Abstract

The Mount Somers Volcanics of mid Canterbury in eastern South Island are a high-K calcalkaline andesite–dacite–rhyolite suite erupted subaerially approximately 95 Ma ago during the long Late Cretaceous episode of normal geomagnetic field. Thermoremanent magnetic directions at 46 sites, corrected for post–eruption tectonic tilt, are stable and group well (a95= 3·8°, K = 31·7) with a very steep mean inclination (I = –85°, D = 354°). The resulting paleomagnetic South Pole position is at 52° S 174° E, indicating that Canterbury was within 10° of the South Pole 95 Ma ago, and that little finite rotation of Canterbury relative to the South Pole has occurred since.
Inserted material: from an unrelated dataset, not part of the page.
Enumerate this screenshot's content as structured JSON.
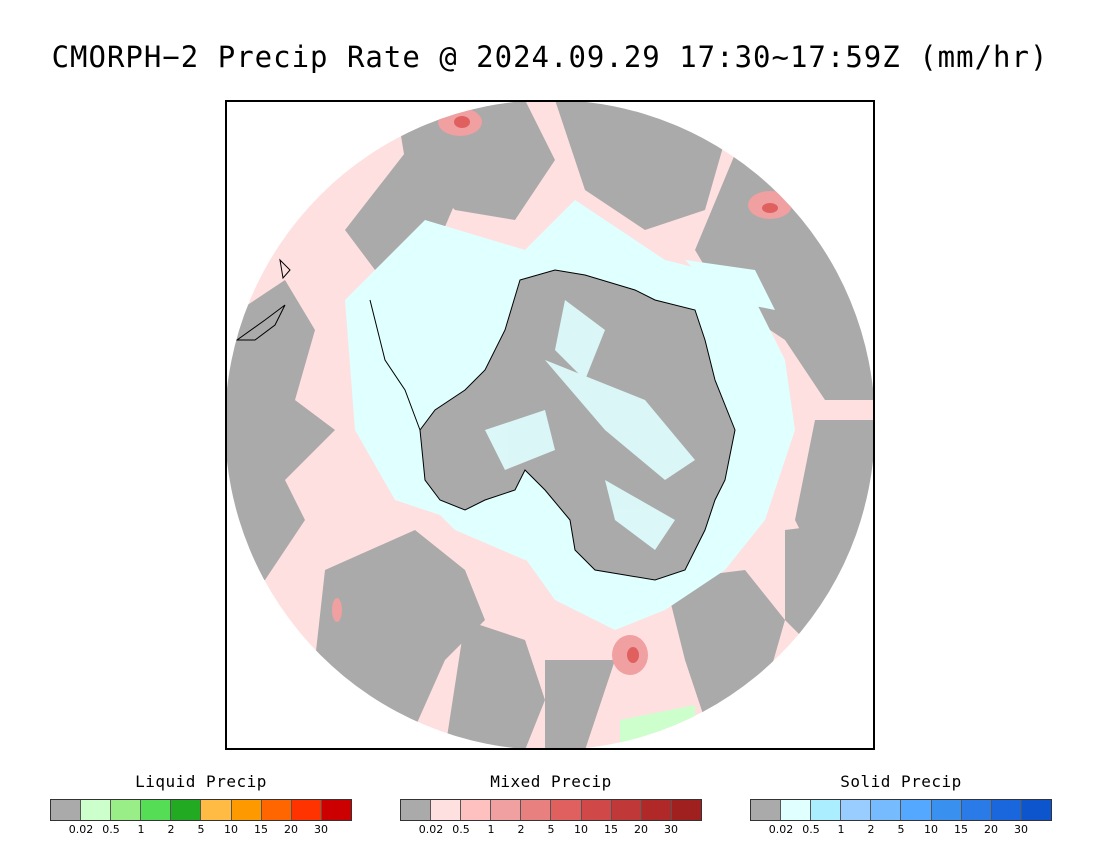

The Mount Somers Volcanics were erupted prior to the separation of eastern New Zealand from West Antarctica along the Pacific–Antarctic ridge. They provide a mid–Cretaceous pole position that can be compared with pole positions of similar age from Australia and with the polar–wander path previously reported for the Chatham Islands over the past 75 Ma. The Mount Somers pole fits neatly onto the New Zealand polar-wander path, which is consistent with the Australian polarwander path when convergent displacements across the Pacific-Indian plate boundary, and spreading of the Tasman Sea, are allowed for. The paleomagnetic data also support the proposition that regional folding and oroclinal bending of the pre-Cretaceous Torlesse basement rocks mainly predates the extrusion of the Mount Somers Volcanics and took place primarily during the Early Cretaceous Rangitata Orogeny and not during the Cenozoic as implied in recent plate-tectonic reconstructions.